Robert Fukui, President and CEO of High Point Marketing, talks about how his years of experience in sales and marketing led him to start his own marketing consulting business.
What are the primary service(s) or product(s) that your business provides?
My company offers marketing consulting that provides strategies to increase profits by focusing on a internal improvements first before a company spends a dime on advertising and promotion. I also have a second arm to the business that provides full service printing support for print marketing collateral and books for self-publishers.
Who’s your perfect customer? Do you work with other business (B2B), or consumers (B2C), or both?
The work we do is B2B. Retailers and other product-based businesses are perfect for me to leverage my 21 years of marketing experience with Coca-Cola and other consumer based products.
When did you start your company? Share a little about your professional history leading up to starting your company.

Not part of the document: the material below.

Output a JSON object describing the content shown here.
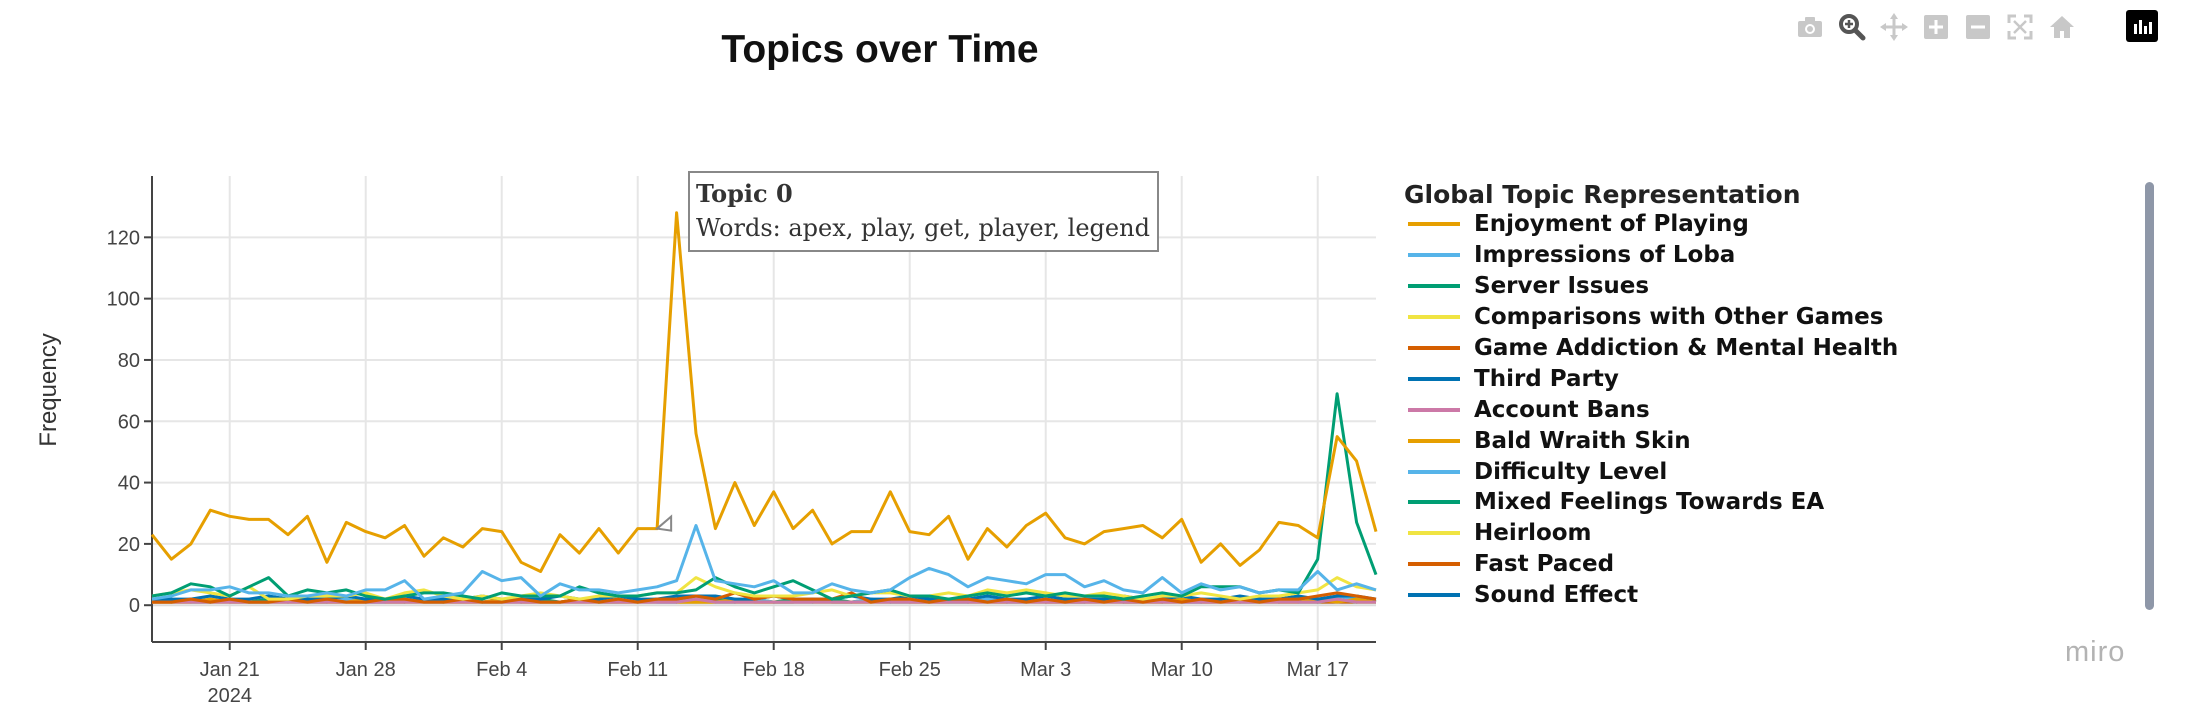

I started my business four years ago after helping a friend with his start-up. I received my bachelors degree in marketing in 1993, and landed my first marketing/sales job with Coca-Cola. I was involved with the successful launch of Powerade and worked the World Cup when it was in the U.S. in 1994. After a few years with Coca-Cola, I ventured into the pharmaceutical industry, where I continued my marketing/sales career, successfully launching several drugs into the market. I served as a sales trainer and supported the marketing department on a variety of projects and focus groups.

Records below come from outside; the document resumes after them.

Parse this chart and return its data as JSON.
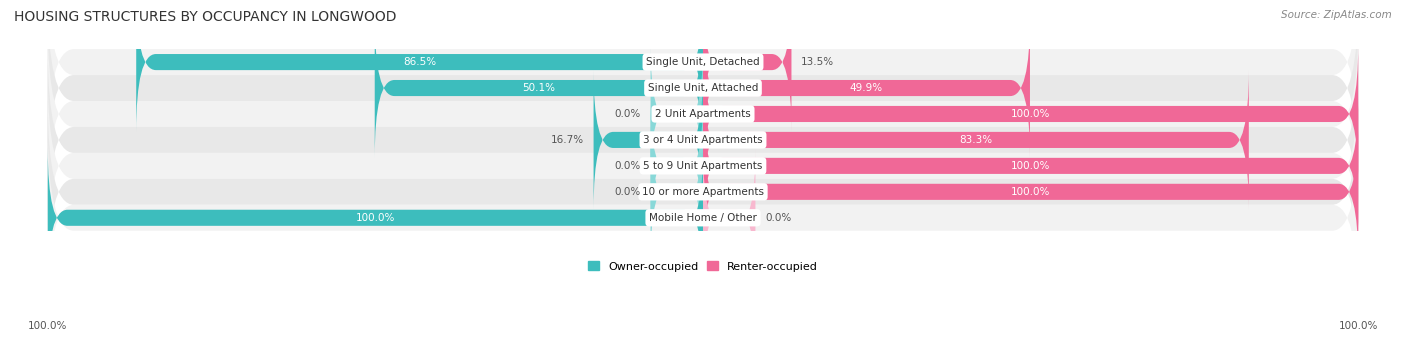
{
  "title": "HOUSING STRUCTURES BY OCCUPANCY IN LONGWOOD",
  "source": "Source: ZipAtlas.com",
  "categories": [
    "Single Unit, Detached",
    "Single Unit, Attached",
    "2 Unit Apartments",
    "3 or 4 Unit Apartments",
    "5 to 9 Unit Apartments",
    "10 or more Apartments",
    "Mobile Home / Other"
  ],
  "owner_pct": [
    86.5,
    50.1,
    0.0,
    16.7,
    0.0,
    0.0,
    100.0
  ],
  "renter_pct": [
    13.5,
    49.9,
    100.0,
    83.3,
    100.0,
    100.0,
    0.0
  ],
  "owner_color": "#3dbdbd",
  "renter_color": "#f06897",
  "owner_stub_color": "#88d8d8",
  "renter_stub_color": "#f8b8cf",
  "row_colors": [
    "#f2f2f2",
    "#e8e8e8"
  ],
  "title_fontsize": 10,
  "source_fontsize": 7.5,
  "label_fontsize": 7.5,
  "cat_fontsize": 7.5,
  "figsize": [
    14.06,
    3.41
  ],
  "dpi": 100
}
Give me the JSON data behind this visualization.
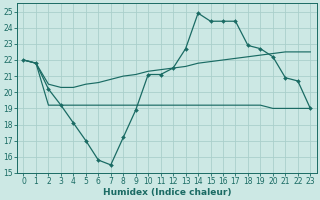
{
  "xlabel": "Humidex (Indice chaleur)",
  "bg_color": "#cce8e4",
  "grid_color": "#aacfcb",
  "line_color": "#1a6b64",
  "xlim": [
    -0.5,
    23.5
  ],
  "ylim": [
    15,
    25.5
  ],
  "x_ticks": [
    0,
    1,
    2,
    3,
    4,
    5,
    6,
    7,
    8,
    9,
    10,
    11,
    12,
    13,
    14,
    15,
    16,
    17,
    18,
    19,
    20,
    21,
    22,
    23
  ],
  "yticks": [
    15,
    16,
    17,
    18,
    19,
    20,
    21,
    22,
    23,
    24,
    25
  ],
  "s1_x": [
    0,
    1,
    2,
    3,
    4,
    5,
    6,
    7,
    8,
    9,
    10,
    11,
    12,
    13,
    14,
    15,
    16,
    17,
    18,
    19,
    20,
    21,
    22,
    23
  ],
  "s1_y": [
    22.0,
    21.8,
    20.2,
    19.2,
    18.1,
    17.0,
    15.8,
    15.5,
    17.2,
    18.9,
    21.1,
    21.1,
    21.5,
    22.7,
    24.9,
    24.4,
    24.4,
    24.4,
    22.9,
    22.7,
    22.2,
    20.9,
    20.7,
    19.0
  ],
  "s2_x": [
    0,
    1,
    2,
    3,
    4,
    5,
    6,
    7,
    8,
    9,
    10,
    11,
    12,
    13,
    14,
    15,
    16,
    17,
    18,
    19,
    20,
    21,
    22,
    23
  ],
  "s2_y": [
    22.0,
    21.8,
    19.2,
    19.2,
    19.2,
    19.2,
    19.2,
    19.2,
    19.2,
    19.2,
    19.2,
    19.2,
    19.2,
    19.2,
    19.2,
    19.2,
    19.2,
    19.2,
    19.2,
    19.2,
    19.0,
    19.0,
    19.0,
    19.0
  ],
  "s3_x": [
    0,
    1,
    2,
    3,
    4,
    5,
    6,
    7,
    8,
    9,
    10,
    11,
    12,
    13,
    14,
    15,
    16,
    17,
    18,
    19,
    20,
    21,
    22,
    23
  ],
  "s3_y": [
    22.0,
    21.8,
    20.5,
    20.3,
    20.3,
    20.5,
    20.6,
    20.8,
    21.0,
    21.1,
    21.3,
    21.4,
    21.5,
    21.6,
    21.8,
    21.9,
    22.0,
    22.1,
    22.2,
    22.3,
    22.4,
    22.5,
    22.5,
    22.5
  ],
  "tick_fontsize": 5.5,
  "xlabel_fontsize": 6.5
}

After my experience helping my friend with some marketing for his start-up business, I realized that I could bring a lot of value to businesses of all sizes in the area of marketing. I soon found that the marketing principles and practices that I took for granted in the corporate world were being missed by many small and medium sized businesses. Since I also loved teaching and training, consulting seemed to be a natural fit.
What are one or two things that you’ve learned the hard way?
The first thing I’ve learned is to listen to my wife. Even though she may not understand some of the complexities of business and what I do, she does have a sense about her that I’ve found I need to listen to. When I haven’t, things haven’t gone well. The second thing I’ve learned goes along with the first: marketing is part art and part science. Since I’m very analytical, I always have to remind myself to listen to that voice inside my head and give any marketing plan I create the “feel” test. In other words, does it feel right? There have been times when a plan looks good on paper but something didn’t feel right. Most of the time I found that I should have listened to that “feeling.”
What is one thing that most people don’t know about your business or industry that you wish they did?
Marketing is not as tough as people make it out to be, but most don’t want to take the time to learn and implement some fundamentals. Marketing is mostly just common sense. If the business owners would put themselves in their customers’ shoes, they would learn a lot. They should ask themselves questions like: How do I best respond to any type of promotion? How would I want to be followed up on (customer service)? Do I like to get a bunch of eblasts in my inbox? If so, what would make me actually open an eblast? Would I respond to an ad on Facebook? What type of Facebook posts do I click on? What type of sales pitch gets my attention? Before you embark on any type of marketing campaign, you need to be honest with yourself and see if you would respond to the campaign that you’re going to throw at your customers.